KENDİNİ ERTELEMEK

KENDİNİ ERTELEMEK


İnsan zihni kendi için neyin doğru ve faydalı olduğunu bilmesine rağmen çoğu zaman yoldan sapmaya meyillidir. Hatta bazen kendine hiç de faydası olmayan işlerle, alışkanlıklarla veya arkadaş gruplarıyla vaktini geçirir. Uzun vadede tüm hayatımız kendimize zararlı olan rutinlerden kurtulduğumuzda veya kendimi için faydalı rutinler oluşturduğumuzda yeniden şekillenir.

Kaizen, Japonya’nın yıllar önce tapon mal üretiminden dünyanın en önemli üreticilerine geçmesini sağlayan önemli bir felsefedir. Her gün bir önceki günden daha ileriye gitmek ana düşüncesidir. İnsanoğlu olarak doğal yazılımımızda zaten ilerlemek var. Nesillerdeki değişim bunun en güzel örneklerindendir. Bir davranışı değiştirmek istediğinizde sadece %1'lik bir gelişme yaratmayı hedeflediğinizde ve her gün aynı davranışı tekrar ettiğinizde bir yıl sonunda %37 oranında o şeyi geliştirmiş oluyorsunuz.

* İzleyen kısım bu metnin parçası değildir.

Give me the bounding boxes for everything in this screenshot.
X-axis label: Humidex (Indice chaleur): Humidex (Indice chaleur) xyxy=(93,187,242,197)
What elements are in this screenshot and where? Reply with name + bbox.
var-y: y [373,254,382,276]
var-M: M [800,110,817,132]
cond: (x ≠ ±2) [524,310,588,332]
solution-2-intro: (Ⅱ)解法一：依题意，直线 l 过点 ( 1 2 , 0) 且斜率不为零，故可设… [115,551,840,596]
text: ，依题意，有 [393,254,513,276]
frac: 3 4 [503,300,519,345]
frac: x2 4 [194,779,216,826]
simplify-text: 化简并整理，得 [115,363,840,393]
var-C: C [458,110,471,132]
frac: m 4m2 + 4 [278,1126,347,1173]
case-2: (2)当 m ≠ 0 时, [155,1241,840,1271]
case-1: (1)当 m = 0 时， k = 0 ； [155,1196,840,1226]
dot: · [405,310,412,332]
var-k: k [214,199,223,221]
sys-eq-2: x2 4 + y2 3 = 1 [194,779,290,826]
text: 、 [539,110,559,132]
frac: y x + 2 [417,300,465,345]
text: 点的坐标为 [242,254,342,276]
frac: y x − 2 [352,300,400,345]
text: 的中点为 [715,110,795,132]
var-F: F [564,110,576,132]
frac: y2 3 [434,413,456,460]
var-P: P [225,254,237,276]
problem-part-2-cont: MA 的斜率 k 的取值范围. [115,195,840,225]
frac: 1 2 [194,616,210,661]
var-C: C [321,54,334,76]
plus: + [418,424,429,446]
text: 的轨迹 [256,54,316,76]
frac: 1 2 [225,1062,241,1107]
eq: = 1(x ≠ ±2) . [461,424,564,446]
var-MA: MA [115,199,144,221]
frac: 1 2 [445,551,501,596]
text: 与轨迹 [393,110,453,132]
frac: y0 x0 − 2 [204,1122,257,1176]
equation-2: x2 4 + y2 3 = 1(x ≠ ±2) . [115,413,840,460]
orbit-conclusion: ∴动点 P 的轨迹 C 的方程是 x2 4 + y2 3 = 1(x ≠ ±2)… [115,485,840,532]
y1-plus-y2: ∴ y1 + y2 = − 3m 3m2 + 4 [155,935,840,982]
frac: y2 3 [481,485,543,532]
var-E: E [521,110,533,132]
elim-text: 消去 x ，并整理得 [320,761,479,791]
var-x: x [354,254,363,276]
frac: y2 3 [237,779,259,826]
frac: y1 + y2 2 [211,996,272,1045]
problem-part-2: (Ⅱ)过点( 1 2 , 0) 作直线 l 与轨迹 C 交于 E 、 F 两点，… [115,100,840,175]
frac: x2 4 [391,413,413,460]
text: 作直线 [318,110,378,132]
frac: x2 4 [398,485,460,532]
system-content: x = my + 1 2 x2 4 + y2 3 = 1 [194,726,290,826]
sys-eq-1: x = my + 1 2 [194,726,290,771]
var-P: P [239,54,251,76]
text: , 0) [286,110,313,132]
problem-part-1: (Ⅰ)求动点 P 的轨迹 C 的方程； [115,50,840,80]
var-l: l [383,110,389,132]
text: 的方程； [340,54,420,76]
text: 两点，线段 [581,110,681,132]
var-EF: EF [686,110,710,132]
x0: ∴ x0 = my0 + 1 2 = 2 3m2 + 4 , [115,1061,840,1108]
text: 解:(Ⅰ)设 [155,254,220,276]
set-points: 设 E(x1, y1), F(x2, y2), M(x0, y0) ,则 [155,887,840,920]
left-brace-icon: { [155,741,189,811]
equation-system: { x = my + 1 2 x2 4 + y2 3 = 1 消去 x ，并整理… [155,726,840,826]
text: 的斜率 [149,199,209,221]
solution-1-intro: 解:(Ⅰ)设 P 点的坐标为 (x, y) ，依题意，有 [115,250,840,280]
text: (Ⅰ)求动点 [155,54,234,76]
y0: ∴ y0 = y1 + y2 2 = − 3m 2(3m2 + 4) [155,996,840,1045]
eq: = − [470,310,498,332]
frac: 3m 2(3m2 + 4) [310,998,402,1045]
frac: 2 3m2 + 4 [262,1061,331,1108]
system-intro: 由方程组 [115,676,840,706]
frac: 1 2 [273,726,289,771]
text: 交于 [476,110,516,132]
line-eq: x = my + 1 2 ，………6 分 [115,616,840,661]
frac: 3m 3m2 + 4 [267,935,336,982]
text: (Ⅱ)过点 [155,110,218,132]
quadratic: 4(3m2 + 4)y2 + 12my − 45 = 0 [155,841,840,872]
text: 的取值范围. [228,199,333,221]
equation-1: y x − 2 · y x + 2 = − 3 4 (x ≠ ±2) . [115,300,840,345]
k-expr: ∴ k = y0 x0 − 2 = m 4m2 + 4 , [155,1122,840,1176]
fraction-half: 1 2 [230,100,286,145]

Yani kendimizi ertelediğimiz her durumda kendi ilerlememizi durdurmuş oluyoruz. Bununla ilgili eminim herkesin birçok deneyimi vardır. Bilmek ama yapamamak. Kendimizi durdurmak veya ertelemek. Ancak bunlar olurken aslında gerçekleşen bizim henüz kendimizi öncelikli hale getirmeyi bilincimize taşımamız olmasıdır.

Bazen hiçbir şeyi doğru yapmama döneminiz olur. Sanki hızla yokuş aşağıya yuvarlanır gibi bir süreçten bahsediyorum. Sonra bu yuvarlanışın sonunda fizik kuralı olarak bir yerde durmamız ya da bir yere toslamamız gerekir ki yeniden konumumuz belirlensin. İşte bilinç sıçraması bu zamanlarda gelir. Her zaman böyle olmak durumunda değil ancak kendimizi çok görmezden geldiğimizde özümüzün isteklerine zihnen engeller uydurduğumuzda genelde acı tecrübeler ile bilinçte yükselme yaşıyoruz. Ve bilinç sıçraması yeni farkındalık ile birlikte artık yeni bir dönemin kapıları aralanıyor demektir.

İşte tam da o yeni durumda edilgen değil etken bir birey olduğunu ve yuvarlanmak, savrulmak veya saksı gibi oradan oraya başka etmenlerle taşınmaktan vazgeçmeye karar verebilirsin. Etken insan yaşamımın kontrolünü nasıl ele alacağının yollarını çizmeye başlar. Bunun için plan, özverili çalışma ve sebat gerekiyor.

Çünkü yeni alışkanlık ve düzen hemen olumlu etkilerini göstermeyecektir. Genellikle olumlu gelişmeler zaman alıyor. Mesela, dil öğrenmek istiyorsunuz bir gün düzenli çalıştınız diye dili öğrenmiş olmuyorsunuz. Veya sağlıklı beslenmek istiyorsunuz bir gün de hemen bedeninizin işleyişi değişmiyor.

Her gün düzenli olarak yaptığınız ve planladığınız şey neyse onu yapmaya devam ederseniz zaman içinde ulaşmayı hedeflediğiniz yer için kara görünmeye başlar. Burada önemli olan hedefe ulaşmak da değildir aslında. Bu zihniyete kendini ulaştırmaktır. Kendine ait hissettiğin tüm alışkanlıkları her gün yapmaktan bahsediyorum. Bu alışkanlıklar seni olmak istediğin kişiye dönüştürmelidir. Ya da olduğun özündeki kişiye..

Bu bir şahsiyet meselesi, bizim kendimizi tanımlamamız için yaptığımız ve yapmadığımız şeyleri tanımlamaya ihtiyacımız var. Bunlardan yola çıkarak kendimizi tanımlar ve böyle biri neye dönüşür görmek isteriz. Asıl yolculuk budur. Bu yolculuğu eğlenceli kılmak için hedefler koyar kendi kendimiz ile yarışırız. Aslında eğlenceyi yaşamak istemişizdir.